The Goal: The goal of the competition is to make a complete game…
1. On your own (teams are allowed, but this should be your own creation, not stolen or half stolen from the Internet)
2. In the allotted time frame (usually 31 days, see here for more info)
3. Preferably sellable (bug free, usable, and keeping an eye on the licensing and copyrights of the art assets you… ahem… "borrow" from the Internet.
Non-Requirements: Aside from that, things are pretty casual. There are no limits on…
1. Team size. While most people have been going alone, if you've got a friend or 10, you're still allowed. (More people isn't always better though.)
2. Tools/frameworks/engines. This site has a pretty heavy XNA/MonoGame focus, but if you want to use SharpDX, C++, WebGL, Unity or anything else, go for it.
3. Type of game. We often chose a theme of some sort, but it's never enforced, and only occasionally followed. Naturally, some types of games are more complicated than others (RPG, RTS, FPS, or anything with MMO in the description). Most people pick casual or arcade style games, but feel free to do whatever you want.
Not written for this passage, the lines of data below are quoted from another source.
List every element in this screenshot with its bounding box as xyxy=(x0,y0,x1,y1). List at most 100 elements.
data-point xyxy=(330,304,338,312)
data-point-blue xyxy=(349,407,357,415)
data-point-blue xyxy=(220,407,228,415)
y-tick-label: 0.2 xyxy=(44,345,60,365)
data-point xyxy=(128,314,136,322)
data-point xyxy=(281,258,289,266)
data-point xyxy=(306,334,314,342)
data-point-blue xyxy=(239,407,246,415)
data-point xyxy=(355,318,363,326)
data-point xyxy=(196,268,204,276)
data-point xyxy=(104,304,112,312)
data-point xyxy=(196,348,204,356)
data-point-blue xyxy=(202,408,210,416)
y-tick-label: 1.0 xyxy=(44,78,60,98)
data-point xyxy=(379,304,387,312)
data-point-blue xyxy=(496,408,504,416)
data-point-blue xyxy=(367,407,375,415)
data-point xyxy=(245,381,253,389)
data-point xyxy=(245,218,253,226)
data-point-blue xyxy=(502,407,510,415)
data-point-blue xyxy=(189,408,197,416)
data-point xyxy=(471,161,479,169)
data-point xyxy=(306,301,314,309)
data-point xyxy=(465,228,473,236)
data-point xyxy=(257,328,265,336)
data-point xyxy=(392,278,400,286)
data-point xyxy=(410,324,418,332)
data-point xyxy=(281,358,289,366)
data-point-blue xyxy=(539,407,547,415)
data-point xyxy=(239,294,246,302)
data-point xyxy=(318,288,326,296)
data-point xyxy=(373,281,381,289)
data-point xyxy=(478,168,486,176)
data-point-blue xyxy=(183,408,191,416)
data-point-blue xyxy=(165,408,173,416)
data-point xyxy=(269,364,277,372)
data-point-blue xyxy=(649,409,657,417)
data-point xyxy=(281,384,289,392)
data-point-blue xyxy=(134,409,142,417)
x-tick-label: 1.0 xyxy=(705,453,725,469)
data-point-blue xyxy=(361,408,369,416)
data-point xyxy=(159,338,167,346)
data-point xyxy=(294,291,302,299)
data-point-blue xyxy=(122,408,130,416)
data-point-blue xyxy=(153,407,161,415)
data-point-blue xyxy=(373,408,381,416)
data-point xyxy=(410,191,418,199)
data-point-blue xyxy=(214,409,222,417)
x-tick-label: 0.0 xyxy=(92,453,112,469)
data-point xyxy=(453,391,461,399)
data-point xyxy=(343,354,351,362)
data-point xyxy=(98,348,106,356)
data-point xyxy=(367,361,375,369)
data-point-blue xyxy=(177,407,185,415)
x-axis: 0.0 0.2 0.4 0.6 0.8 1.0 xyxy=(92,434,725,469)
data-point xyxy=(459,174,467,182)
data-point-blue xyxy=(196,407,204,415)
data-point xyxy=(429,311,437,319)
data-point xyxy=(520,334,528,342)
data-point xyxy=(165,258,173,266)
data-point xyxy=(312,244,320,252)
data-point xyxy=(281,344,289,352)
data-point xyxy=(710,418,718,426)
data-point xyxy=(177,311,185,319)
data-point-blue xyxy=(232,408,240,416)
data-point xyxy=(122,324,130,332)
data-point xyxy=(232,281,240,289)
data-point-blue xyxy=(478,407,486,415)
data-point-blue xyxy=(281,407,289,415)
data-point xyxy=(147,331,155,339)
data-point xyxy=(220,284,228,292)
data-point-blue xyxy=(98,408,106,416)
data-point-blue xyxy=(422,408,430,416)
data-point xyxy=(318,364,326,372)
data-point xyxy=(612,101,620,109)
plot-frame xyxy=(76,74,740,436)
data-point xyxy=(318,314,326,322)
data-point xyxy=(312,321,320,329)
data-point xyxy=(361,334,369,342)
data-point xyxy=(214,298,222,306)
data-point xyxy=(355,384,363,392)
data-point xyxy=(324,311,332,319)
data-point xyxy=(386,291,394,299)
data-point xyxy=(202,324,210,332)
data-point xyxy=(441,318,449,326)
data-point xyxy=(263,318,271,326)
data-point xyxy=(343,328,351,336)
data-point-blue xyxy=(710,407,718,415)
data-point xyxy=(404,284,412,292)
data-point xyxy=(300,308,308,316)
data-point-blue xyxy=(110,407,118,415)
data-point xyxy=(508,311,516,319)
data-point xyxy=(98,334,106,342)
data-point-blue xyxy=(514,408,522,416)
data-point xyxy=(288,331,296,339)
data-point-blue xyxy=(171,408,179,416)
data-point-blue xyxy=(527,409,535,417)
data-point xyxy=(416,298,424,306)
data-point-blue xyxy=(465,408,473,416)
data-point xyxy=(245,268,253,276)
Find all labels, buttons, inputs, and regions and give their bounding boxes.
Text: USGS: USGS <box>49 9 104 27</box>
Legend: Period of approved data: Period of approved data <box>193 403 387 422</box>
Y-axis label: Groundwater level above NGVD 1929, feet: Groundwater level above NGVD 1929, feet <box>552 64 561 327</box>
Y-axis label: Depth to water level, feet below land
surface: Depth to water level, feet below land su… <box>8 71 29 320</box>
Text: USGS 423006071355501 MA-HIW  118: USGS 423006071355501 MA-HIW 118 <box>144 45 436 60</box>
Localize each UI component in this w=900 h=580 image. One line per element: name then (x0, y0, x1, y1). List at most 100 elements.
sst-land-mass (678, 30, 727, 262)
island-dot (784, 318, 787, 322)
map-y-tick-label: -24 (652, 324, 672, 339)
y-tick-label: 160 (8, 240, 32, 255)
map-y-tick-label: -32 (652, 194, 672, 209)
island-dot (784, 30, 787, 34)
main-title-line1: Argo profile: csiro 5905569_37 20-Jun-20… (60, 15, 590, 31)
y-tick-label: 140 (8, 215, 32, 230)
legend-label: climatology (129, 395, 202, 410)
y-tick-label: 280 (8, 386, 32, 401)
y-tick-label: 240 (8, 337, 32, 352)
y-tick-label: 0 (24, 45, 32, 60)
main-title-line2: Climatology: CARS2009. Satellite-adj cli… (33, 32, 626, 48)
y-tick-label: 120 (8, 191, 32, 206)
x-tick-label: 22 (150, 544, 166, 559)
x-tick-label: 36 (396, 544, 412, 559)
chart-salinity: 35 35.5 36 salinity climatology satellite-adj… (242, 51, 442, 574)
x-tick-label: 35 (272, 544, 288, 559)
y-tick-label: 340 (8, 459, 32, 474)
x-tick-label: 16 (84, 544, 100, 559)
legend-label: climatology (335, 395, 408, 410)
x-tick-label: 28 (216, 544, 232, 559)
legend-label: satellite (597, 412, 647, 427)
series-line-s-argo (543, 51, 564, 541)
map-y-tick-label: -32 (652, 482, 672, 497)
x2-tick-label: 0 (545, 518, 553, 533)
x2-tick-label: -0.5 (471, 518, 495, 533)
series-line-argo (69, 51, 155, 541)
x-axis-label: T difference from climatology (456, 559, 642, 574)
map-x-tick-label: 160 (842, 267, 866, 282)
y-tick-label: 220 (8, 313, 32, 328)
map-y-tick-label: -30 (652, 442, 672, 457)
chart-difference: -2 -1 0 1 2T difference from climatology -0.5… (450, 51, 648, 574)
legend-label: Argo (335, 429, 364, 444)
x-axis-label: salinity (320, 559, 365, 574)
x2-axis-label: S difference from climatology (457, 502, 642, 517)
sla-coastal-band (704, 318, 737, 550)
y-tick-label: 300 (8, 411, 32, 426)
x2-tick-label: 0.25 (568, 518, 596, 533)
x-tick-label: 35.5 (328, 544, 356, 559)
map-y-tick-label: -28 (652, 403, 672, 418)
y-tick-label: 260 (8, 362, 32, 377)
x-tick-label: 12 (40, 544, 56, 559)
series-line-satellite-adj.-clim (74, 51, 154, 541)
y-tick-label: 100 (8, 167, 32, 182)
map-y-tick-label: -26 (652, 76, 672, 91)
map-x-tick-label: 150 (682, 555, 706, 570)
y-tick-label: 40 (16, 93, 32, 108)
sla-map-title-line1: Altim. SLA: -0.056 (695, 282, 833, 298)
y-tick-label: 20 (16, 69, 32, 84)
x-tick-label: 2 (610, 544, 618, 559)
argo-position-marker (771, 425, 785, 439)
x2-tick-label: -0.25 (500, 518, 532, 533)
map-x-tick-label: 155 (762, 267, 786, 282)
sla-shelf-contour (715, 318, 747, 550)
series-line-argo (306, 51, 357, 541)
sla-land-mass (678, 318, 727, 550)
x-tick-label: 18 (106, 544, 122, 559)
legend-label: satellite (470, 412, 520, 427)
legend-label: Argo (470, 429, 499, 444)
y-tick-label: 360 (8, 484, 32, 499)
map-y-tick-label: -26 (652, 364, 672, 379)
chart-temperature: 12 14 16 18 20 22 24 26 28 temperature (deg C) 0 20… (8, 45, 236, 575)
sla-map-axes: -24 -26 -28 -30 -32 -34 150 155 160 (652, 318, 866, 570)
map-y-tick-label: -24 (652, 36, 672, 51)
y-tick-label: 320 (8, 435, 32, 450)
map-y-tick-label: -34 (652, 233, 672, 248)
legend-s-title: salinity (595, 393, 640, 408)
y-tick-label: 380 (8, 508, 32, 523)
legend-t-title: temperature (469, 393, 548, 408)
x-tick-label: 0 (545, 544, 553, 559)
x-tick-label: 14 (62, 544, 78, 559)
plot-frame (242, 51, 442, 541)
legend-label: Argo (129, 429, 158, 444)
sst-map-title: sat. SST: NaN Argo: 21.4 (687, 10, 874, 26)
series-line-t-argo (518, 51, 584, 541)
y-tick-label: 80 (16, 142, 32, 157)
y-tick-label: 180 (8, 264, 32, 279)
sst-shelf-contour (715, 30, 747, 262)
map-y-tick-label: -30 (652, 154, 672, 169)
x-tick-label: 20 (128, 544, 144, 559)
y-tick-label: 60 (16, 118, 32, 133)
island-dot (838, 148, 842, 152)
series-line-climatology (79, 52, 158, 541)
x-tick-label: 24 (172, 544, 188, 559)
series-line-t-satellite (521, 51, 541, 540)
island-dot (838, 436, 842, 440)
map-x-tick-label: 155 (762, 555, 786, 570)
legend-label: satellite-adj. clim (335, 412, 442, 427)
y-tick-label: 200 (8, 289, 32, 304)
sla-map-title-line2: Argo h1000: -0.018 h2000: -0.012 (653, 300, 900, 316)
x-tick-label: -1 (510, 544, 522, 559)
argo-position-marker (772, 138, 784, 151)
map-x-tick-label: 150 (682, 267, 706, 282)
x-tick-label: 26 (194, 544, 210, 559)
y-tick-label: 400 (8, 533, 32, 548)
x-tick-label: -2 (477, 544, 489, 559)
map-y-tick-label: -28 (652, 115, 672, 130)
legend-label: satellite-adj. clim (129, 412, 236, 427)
Winning: So how do you "win"? On the last day of the competition, you log into the forum and you say, "I won!" Seriously. Nobody is really going to enforce it. However, most people tend to post periodic updates. We all like sharing our progress and getting feedback in the forum and chat room, but all of that is optional.
What Do I Get For Winning? Five million dollars. But first, you have to give me $10K so I can get it from my bank in Nigeria. Honestly though, what you get out of it is a working game, that you could theoretically sell! That's a huge deal! It looks great on a resume, it feels great as a developer, and if you actually sell it, you might actually make a little cash on the side.
We've talked about some sort of other small prizes. That's a possibility, but the real prize of the challenge is in creating a game. So lying about winning only hurts yourself.
Signing Up: Usually, we post an official signup page in the last week or two before the competition starts. There, you can tell us about yourself, introduce us to the game you want to make, and we can get an idea of how many people will join. (The last two times, there have been 6 or 8 people who signed up.)
If you have questions about how these challenges work or what to expect, feel free to ask!